Conclusions: MWM provided superior benefits over sham MWM in terms of local and widespread pain, physical function (walking), knee flexion and extension muscle strength and knee flexion ROM for at least 2 days in patients with knee OA.
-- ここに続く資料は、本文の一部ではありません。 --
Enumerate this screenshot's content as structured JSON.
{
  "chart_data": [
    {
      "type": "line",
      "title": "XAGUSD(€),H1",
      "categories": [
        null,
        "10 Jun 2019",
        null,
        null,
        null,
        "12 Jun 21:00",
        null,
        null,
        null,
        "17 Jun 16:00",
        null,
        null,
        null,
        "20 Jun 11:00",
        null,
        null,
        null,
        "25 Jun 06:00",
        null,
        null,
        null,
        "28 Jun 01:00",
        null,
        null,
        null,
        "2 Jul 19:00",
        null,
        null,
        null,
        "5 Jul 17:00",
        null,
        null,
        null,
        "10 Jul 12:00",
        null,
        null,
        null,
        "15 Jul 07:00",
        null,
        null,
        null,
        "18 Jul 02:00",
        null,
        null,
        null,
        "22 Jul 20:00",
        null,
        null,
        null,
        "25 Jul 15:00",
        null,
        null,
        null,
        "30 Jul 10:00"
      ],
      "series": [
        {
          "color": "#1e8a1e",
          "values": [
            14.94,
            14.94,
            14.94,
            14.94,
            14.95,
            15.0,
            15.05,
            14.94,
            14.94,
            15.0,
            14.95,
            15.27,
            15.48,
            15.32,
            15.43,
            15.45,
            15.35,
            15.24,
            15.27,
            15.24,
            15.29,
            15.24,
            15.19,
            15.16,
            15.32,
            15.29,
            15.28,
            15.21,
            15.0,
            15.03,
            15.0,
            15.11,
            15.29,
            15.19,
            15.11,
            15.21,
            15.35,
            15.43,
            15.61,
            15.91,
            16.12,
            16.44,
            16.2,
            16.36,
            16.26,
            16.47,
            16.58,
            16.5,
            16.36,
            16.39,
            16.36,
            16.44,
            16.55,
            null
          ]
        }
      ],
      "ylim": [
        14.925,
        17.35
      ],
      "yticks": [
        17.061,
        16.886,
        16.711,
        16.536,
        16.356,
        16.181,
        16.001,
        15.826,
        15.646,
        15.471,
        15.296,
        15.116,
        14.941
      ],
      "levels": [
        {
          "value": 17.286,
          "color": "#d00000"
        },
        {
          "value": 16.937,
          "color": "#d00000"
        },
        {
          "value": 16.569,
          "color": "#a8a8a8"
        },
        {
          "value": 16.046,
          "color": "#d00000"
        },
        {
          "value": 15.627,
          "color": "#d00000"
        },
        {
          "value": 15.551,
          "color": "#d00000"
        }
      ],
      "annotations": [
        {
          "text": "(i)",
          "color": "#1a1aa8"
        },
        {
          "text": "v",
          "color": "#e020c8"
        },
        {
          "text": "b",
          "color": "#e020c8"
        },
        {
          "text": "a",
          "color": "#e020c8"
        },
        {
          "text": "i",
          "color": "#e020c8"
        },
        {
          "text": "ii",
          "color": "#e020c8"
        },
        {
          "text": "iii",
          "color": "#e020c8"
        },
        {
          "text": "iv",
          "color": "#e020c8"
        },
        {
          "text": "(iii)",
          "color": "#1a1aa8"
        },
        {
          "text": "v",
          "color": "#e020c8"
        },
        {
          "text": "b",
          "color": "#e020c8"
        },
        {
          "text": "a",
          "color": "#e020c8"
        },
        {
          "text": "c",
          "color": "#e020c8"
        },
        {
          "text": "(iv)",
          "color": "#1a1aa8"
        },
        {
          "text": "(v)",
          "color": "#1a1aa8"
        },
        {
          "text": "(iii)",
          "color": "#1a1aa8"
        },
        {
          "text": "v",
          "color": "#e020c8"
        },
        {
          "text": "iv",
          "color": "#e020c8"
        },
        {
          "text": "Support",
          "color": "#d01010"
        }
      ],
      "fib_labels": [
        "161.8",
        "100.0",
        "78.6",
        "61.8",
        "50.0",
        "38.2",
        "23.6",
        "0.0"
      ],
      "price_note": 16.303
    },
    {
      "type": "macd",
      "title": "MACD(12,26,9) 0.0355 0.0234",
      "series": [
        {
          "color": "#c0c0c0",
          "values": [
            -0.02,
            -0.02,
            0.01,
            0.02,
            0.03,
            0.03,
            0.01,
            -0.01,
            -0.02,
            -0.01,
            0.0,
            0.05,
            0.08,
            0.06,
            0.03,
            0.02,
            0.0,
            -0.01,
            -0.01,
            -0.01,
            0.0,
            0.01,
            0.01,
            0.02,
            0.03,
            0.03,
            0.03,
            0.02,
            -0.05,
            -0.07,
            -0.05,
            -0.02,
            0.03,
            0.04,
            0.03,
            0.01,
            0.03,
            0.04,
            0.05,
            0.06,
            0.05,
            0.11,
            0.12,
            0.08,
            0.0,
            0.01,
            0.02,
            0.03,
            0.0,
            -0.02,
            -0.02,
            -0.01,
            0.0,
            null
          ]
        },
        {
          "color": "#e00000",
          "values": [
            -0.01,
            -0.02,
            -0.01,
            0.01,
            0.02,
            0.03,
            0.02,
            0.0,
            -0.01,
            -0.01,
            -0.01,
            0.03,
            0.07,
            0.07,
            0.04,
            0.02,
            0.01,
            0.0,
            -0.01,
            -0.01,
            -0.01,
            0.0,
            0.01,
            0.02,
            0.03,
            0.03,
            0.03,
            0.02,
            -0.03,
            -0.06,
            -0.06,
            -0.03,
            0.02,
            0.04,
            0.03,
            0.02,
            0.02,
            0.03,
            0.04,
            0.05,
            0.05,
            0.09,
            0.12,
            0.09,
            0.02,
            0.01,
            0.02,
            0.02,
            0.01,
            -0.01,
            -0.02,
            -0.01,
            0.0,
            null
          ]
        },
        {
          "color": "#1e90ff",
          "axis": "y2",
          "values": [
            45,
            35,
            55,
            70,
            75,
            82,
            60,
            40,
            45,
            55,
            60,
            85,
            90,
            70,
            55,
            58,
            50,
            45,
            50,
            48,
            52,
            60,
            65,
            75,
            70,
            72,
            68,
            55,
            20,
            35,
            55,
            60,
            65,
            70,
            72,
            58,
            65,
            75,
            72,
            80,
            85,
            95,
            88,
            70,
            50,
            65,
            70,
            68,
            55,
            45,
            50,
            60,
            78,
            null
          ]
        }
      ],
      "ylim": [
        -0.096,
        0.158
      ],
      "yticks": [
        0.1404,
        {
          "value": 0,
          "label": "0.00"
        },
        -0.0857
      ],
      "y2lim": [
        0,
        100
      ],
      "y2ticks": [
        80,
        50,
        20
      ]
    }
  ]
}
結論として MWMは、膝OA患者において、局所および広範囲の疼痛、身体機能(歩行)、膝屈曲・伸展筋力、膝屈曲ROMに関して、少なくとも2日間、偽MWMよりも優れた効果をもたらした。

 



 

◆まとめ

上記論文では、膝OA患者の機能と痛みに対する自動運動を伴うモビライゼーション(MWM)の効果を、偽の自動運動を伴うモビライゼーション(MWM)と比較して検証しています。膝OAの成人患者40名に対してMWMまたは偽MWMのいずれかを行い、介入前、介入直後、介入2日後に、疼痛(VAS)、圧痛閾値(PPT)テスト、Western Ontario and McMaster Universities Osteoarthritis(WOMAC)Index、timed up and go(TUG)テスト、膝筋力、膝可動域(ROM)を比較しています。

結果として、介入直後の即時効果があったのは、疼痛、膝と肩の圧痛閾値(PPT)、TUG時間、膝関節屈筋力および伸筋力、膝関節屈曲ROMであり、WOMACスコアと膝関節伸展ROMは改善がなかった。

介入2日後にも効果があったのは疼痛、肩の疼痛閾値PPT、TUG時間、 膝関節屈筋力および伸筋力、膝関節屈曲ROMであったが、と膝伸展ROMは変化が認められなかった。

よってMWMは、膝OA患者に対して、局所および広範囲の疼痛、身体機能(歩行)、膝屈曲・伸展筋力、膝屈曲ROMに関して、少なくとも2日間は優れた効果をもたらすということになります。

膝OA患者に対する自動運動を伴うモビライゼーション(MWM)も治療アプローチの選択の一つとなりそうですね。

今回は、『変形性膝関節症(膝OA)に対するモビライゼーションの効果は?』について解説させていただきました。